Masato Kanda: The man behind Japan’s $170bn bid to prop up the yen

For several years, Masato Kanda almost slept.

” Three hrs a day is an exaggeration”, he laughs as he speaks to the BBC from Tokyo.

If you add them up, I slept for three days straight before I was awakened, so I got a little more.

So why was this 59 year-old bureaucrat’s plan so rewarding?

Until the end of July, he was Japan’s evil finance minister for foreign affairs, the country’s best coin minister, or yen king.

The key to the position was preventing forex market speculators, which may cause unrest in one of the world’s largest economies.

Previously, authorities intervened to diminish the value of the Japanese money. Toyota and Sony manufacturers benefit from a poor yen because it lowers costs for commodities for foreigners.
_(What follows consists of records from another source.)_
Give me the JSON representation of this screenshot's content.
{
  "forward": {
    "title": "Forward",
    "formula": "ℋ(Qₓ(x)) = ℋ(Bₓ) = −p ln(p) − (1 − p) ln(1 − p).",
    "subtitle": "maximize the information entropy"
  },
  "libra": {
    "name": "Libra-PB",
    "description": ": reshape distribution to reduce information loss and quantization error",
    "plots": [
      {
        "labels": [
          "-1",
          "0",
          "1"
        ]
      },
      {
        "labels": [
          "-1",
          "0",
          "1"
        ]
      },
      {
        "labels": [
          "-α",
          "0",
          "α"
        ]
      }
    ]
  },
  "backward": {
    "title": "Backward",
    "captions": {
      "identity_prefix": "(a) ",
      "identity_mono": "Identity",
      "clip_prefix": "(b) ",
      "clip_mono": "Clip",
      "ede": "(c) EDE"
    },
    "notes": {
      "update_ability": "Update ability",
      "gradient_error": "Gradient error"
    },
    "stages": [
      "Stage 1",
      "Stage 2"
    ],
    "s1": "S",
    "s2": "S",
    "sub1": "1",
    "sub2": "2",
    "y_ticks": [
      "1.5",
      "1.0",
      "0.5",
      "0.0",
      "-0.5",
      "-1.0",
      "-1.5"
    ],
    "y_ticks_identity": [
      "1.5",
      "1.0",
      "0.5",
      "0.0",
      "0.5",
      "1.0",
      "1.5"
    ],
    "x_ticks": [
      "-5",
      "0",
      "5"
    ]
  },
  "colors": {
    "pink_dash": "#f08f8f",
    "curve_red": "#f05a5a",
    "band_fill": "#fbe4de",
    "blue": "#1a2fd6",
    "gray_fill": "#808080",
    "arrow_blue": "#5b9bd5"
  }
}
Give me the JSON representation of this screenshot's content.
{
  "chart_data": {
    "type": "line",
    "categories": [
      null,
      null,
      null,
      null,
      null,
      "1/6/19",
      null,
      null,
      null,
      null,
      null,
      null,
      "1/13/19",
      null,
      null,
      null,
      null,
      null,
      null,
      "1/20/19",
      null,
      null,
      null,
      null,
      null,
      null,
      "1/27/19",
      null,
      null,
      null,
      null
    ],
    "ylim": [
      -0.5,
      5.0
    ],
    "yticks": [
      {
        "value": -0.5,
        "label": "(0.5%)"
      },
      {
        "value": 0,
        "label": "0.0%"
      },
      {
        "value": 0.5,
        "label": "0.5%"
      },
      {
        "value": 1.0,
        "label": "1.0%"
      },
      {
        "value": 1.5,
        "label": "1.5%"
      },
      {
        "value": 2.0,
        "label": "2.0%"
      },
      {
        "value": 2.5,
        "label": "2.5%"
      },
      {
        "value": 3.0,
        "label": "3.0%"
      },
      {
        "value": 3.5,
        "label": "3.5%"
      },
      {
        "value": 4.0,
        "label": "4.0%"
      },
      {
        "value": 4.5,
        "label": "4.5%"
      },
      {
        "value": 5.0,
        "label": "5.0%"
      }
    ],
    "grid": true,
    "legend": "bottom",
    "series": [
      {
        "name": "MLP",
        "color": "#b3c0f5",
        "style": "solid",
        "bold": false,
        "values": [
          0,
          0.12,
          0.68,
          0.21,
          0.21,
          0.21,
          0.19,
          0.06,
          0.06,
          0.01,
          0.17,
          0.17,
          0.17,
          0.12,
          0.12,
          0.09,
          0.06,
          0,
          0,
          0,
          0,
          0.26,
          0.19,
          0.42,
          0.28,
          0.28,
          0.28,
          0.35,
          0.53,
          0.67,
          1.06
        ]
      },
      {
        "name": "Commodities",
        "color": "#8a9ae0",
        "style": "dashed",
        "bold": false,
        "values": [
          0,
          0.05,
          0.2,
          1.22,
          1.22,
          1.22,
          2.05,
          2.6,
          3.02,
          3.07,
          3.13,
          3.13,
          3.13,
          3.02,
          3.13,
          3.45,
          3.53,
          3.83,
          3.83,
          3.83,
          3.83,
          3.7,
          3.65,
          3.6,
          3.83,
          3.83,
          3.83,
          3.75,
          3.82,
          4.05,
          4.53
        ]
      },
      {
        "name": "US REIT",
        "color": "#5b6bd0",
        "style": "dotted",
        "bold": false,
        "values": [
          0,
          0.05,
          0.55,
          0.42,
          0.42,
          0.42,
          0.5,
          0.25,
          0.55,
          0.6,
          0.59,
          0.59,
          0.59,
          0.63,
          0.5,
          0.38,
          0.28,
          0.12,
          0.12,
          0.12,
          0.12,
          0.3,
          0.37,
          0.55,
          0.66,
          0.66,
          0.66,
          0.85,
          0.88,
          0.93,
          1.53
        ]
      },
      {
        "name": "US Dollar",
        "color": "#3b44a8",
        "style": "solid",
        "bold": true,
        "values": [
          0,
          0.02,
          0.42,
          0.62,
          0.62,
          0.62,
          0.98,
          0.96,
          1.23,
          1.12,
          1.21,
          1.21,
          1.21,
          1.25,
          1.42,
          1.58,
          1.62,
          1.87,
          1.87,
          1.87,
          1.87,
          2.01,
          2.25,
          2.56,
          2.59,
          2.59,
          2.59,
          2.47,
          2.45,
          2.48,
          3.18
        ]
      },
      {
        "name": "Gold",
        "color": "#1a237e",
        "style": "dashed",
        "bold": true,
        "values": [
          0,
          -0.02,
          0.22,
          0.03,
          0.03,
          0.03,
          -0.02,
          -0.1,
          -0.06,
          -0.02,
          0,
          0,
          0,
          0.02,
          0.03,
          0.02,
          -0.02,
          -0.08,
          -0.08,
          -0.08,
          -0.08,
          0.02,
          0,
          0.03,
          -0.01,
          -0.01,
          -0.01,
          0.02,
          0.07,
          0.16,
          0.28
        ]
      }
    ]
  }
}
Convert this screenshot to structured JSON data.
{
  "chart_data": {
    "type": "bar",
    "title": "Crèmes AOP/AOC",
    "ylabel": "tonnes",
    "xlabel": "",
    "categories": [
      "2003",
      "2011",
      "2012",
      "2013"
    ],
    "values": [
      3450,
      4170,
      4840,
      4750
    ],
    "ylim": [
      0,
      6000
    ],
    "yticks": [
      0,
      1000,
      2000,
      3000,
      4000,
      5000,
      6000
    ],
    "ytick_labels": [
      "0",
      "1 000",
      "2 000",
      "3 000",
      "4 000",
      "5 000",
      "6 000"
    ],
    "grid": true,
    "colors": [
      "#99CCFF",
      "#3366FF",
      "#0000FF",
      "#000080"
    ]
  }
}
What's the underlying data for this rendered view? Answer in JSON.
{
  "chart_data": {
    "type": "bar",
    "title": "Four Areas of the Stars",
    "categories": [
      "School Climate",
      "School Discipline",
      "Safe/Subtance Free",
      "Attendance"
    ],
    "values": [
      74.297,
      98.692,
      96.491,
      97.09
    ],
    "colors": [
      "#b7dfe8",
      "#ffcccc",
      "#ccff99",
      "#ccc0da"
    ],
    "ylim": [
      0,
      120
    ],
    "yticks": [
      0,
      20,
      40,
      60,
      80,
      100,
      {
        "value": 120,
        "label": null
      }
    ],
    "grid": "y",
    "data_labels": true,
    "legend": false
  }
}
But when the yen plummeted during Mr Kanda’s time in office it increased the cost of importing essential items like food and fuel, causing a cost of living crisis in a country more used to seeing prices fall rather than rise.

The value of the renminbi against the US dollar decreased by more than 45 % during his three years in the position.

To control the yen’s slide, Mr Kanda unleashed an estimated 25 trillion yen ($ 173bn ) to support the currency, marking Japan’s first such intervention in almost a quarter of a century.

The Ministry of Finance and the Bank of Japan are both very apparent. According to economist Jesper Koll, they act when market volatility is to high, rather than at a certain level of the currency.

Japan then finds itself on the US Treasury’s blacklist of probable money schemers.

But Mr Kanda argues that what he did was no market manipulation.

” Markets should move based on fundamentals but occasionally they fluctuate excessively because of speculation, and they do n’t reflect fundamentals which do n’t change overnight”, he says.

” When it affects ordinary buyers who have to purchase food or gas, that is when we intervened”.

Countries like the US and the UK may raise interest rates to increase the value of their currencies, but Japan’s economy has lacked the ability to raise the cost of borrowing for years.

According to Professor Seijiro Takeshita of the University of Shizuoka, Japan had no other choice but to control the forex markets.

” It’s not the right thing to do, but in my opinion, it’s the only thing they can do,” he said.

The irony is that the yen’s value jumped in recent months without Mr Kanda or his successor lifting a finger after the Bank of Japan surprised the markets with a rate hike, and the country got a new prime minister.

So the$ 170 billion bid to support the yen was a waste of money, exactly?

No, asserts Mr. Kanda, who points out that his interventions actually produced a profit despite pointing out that it was not a target.

He asserts that it is up to me to determine whether his actions eventually worked, but some people claim that our exchange management prevented the excessive amount of speculation.

Businesses or scholars should be the ultimate judges, he adds.

After years of economic slowdown, Mr Kanda also sounds an optimistic note about Japan’s leads.

” We are finally seeing assets and income rising, and we have a chance to go back to a standard market economy”, he says.

A more unexpected legacy for this “humble open servant” is his rise to fame online after Chinese social media users praised his ability to shock economic markets with a number of AI-generated dancing videos.